Jumbled bones show birds on the menu
By Sid Perkins
An unusual fossil found in Spain is providing the oldest evidence of birds serving as food.
The mass of bones, jumbled together in an area less than 4 square inches, turned up in a layer of fossil-riddled sediments where the other specimens remain complete, intact, and isolated from one another. Analysis shows that the mixed bones came from four baby or juvenile birds of three different species, says José L. Sanz, a paleontologist at the Universidad Autónoma de Madrid.
A still body of water formed the fine-grained sediments encasing the fossil, Sanz and his colleagues report in the Feb. 22 Nature. Therefore, it’s unlikely that four immature birds would have washed into the lake and been buried together in a single mass.

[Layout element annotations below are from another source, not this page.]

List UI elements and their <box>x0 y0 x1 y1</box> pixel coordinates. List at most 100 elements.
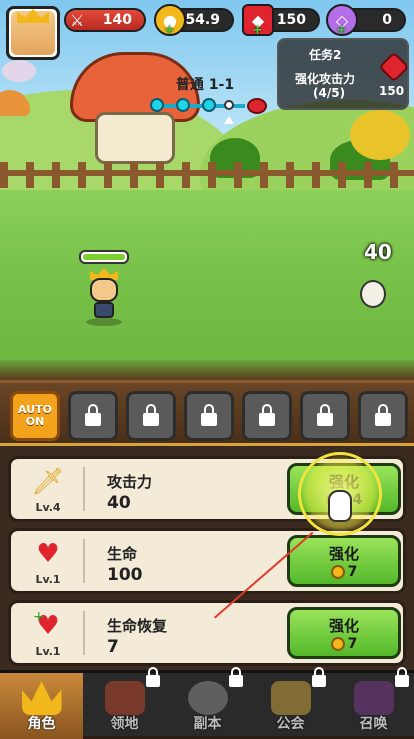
quest-reward: 150 <box>379 84 405 98</box>
tab-label: 角色 <box>27 716 56 732</box>
hero-shadow <box>86 318 122 326</box>
hero-portrait <box>11 9 55 55</box>
ruby-value: 150 <box>276 12 306 28</box>
heart-regen-icon: ♥ + <box>33 609 60 641</box>
tab-guild[interactable]: 公会 <box>249 667 332 739</box>
enemy-character <box>360 280 386 308</box>
bottom-tab-bar: 角色 领地 副本 公会 召唤 <box>0 667 414 739</box>
skill-bar: AUTO ON <box>0 380 414 446</box>
current-position-marker <box>224 116 234 124</box>
upgrade-button-label: 强化 <box>328 544 359 563</box>
add-icon: + <box>252 23 263 38</box>
ground-edge <box>0 360 414 380</box>
ruby-icon[interactable]: ◆ + <box>242 4 274 38</box>
sword-icon: 🗡 <box>31 467 65 497</box>
lock-icon <box>375 403 391 426</box>
gem-value: 0 <box>382 12 392 28</box>
guild-icon <box>270 681 311 715</box>
quest-progress: (4/5) <box>313 86 346 100</box>
add-icon: + <box>164 23 175 38</box>
territory-icon <box>104 681 145 715</box>
crown-icon <box>17 9 49 23</box>
auto-battle-toggle[interactable]: AUTO ON <box>10 391 60 441</box>
hero-hp-bar <box>79 250 129 264</box>
crown-icon <box>21 681 62 715</box>
upgrade-stat-label: 生命 <box>107 545 138 563</box>
power-display: ⚔ 140 <box>64 8 146 32</box>
upgrade-level: Lv.1 <box>35 573 61 586</box>
upgrade-cost-value: 7 <box>347 563 358 580</box>
upgrade-level: Lv.1 <box>35 645 61 658</box>
tab-dungeon[interactable]: 副本 <box>166 667 249 739</box>
gem-icon[interactable]: ◇ + <box>326 4 358 38</box>
divider <box>83 611 85 655</box>
gold-coin-icon <box>330 636 345 651</box>
upgrade-stat-value: 40 <box>107 493 131 513</box>
hero-head <box>90 278 118 302</box>
stage-title: 普通 1-1 <box>175 77 235 93</box>
gold-coin-icon <box>330 564 345 579</box>
mushroom-house-stem <box>95 112 175 164</box>
lock-icon <box>395 667 409 687</box>
boss-icon <box>247 98 267 114</box>
skill-slot-locked[interactable] <box>126 391 176 441</box>
skill-slot-locked[interactable] <box>358 391 408 441</box>
divider <box>83 539 85 583</box>
upgrade-cost-value: 7 <box>347 635 358 652</box>
fence-posts <box>0 162 414 188</box>
gold-display: ● + 154.9 <box>154 4 234 38</box>
gem-display: ◇ + 0 <box>326 4 406 38</box>
heart-icon: ♥ <box>36 539 60 569</box>
pink-pet-icon <box>2 60 36 82</box>
lock-icon <box>143 403 159 426</box>
skill-slot-locked[interactable] <box>68 391 118 441</box>
tab-character[interactable]: 角色 <box>0 673 83 739</box>
upgrade-stat-value: 100 <box>107 565 143 585</box>
lock-icon <box>85 403 101 426</box>
lock-icon <box>146 667 160 687</box>
lock-icon <box>201 403 217 426</box>
lock-icon <box>317 403 333 426</box>
upgrade-stat-value: 7 <box>107 637 119 657</box>
ruby-reward-icon <box>378 51 410 83</box>
tab-label: 召唤 <box>359 716 388 732</box>
lock-icon <box>229 667 243 687</box>
hero-hp-fill <box>83 254 125 260</box>
damage-number: 40 <box>364 240 392 264</box>
tab-territory[interactable]: 领地 <box>83 667 166 739</box>
pointer-hand-icon <box>328 490 352 522</box>
tab-summon[interactable]: 召唤 <box>332 667 414 739</box>
lock-icon <box>259 403 275 426</box>
upgrade-card-hp: ♥ Lv.1 生命 100 强化 7 <box>8 528 406 594</box>
grass-field <box>0 190 414 380</box>
gold-coin-icon[interactable]: ● + <box>154 4 186 38</box>
skill-slot-locked[interactable] <box>184 391 234 441</box>
upgrade-cost: 7 <box>330 563 358 580</box>
stage-node <box>150 98 164 112</box>
add-icon: + <box>336 23 347 38</box>
lock-icon <box>312 667 326 687</box>
upgrade-button-label: 强化 <box>328 616 359 635</box>
stage-node <box>202 98 216 112</box>
ruby-display: ◆ + 150 <box>242 4 320 38</box>
tab-label: 公会 <box>276 716 305 732</box>
auto-state: ON <box>25 415 45 428</box>
player-avatar[interactable] <box>6 6 60 60</box>
stage-node <box>224 100 234 110</box>
yellow-bush <box>350 110 410 160</box>
upgrade-button[interactable]: 强化 7 <box>287 607 401 659</box>
summon-icon <box>353 681 394 715</box>
tab-label: 领地 <box>110 716 139 732</box>
upgrade-card-regen: ♥ + Lv.1 生命恢复 7 强化 7 <box>8 600 406 666</box>
skill-slot-locked[interactable] <box>300 391 350 441</box>
upgrade-stat-label: 攻击力 <box>107 473 153 491</box>
stage-node <box>176 98 190 112</box>
hero-body <box>94 302 114 318</box>
quest-description: 强化攻击力 <box>295 72 356 86</box>
upgrade-stat-label: 生命恢复 <box>107 617 168 635</box>
upgrade-level: Lv.4 <box>35 501 61 514</box>
dungeon-icon <box>187 681 228 715</box>
quest-panel[interactable]: 任务2 强化攻击力 (4/5) 150 <box>277 38 410 110</box>
skill-slot-locked[interactable] <box>242 391 292 441</box>
upgrade-button[interactable]: 强化 7 <box>287 535 401 587</box>
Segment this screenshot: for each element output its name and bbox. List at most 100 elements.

Sanz and his colleagues discount the idea that the birds came from a single nest, because ancient birds aren’t known to have laid eggs in other birds’ nests.
The disjointed bones show pitting and other signs of partial digestion, providing the earliest evidence that ancient birds were a meal component, says Sanz.
Most coprolites–fossilized fecal matter–contain small bone fragments, but the bones in Sanz’ fossil are nearly intact and aren’t surrounded by mineralized feces. The researchers say this suggests the small wad of bones is actually a regurgitated pellet of undigested portions of prey, similar to those coughed up by modern owls.
Various predators, including large fish, early mammals, lizards, or other birds, could have produced such a pellet. However, Sanz and his colleagues say that the size of this pellet suggests that a small theropod dinosaur or a pterosaur, an ancient flying reptile, had dined on the young birds.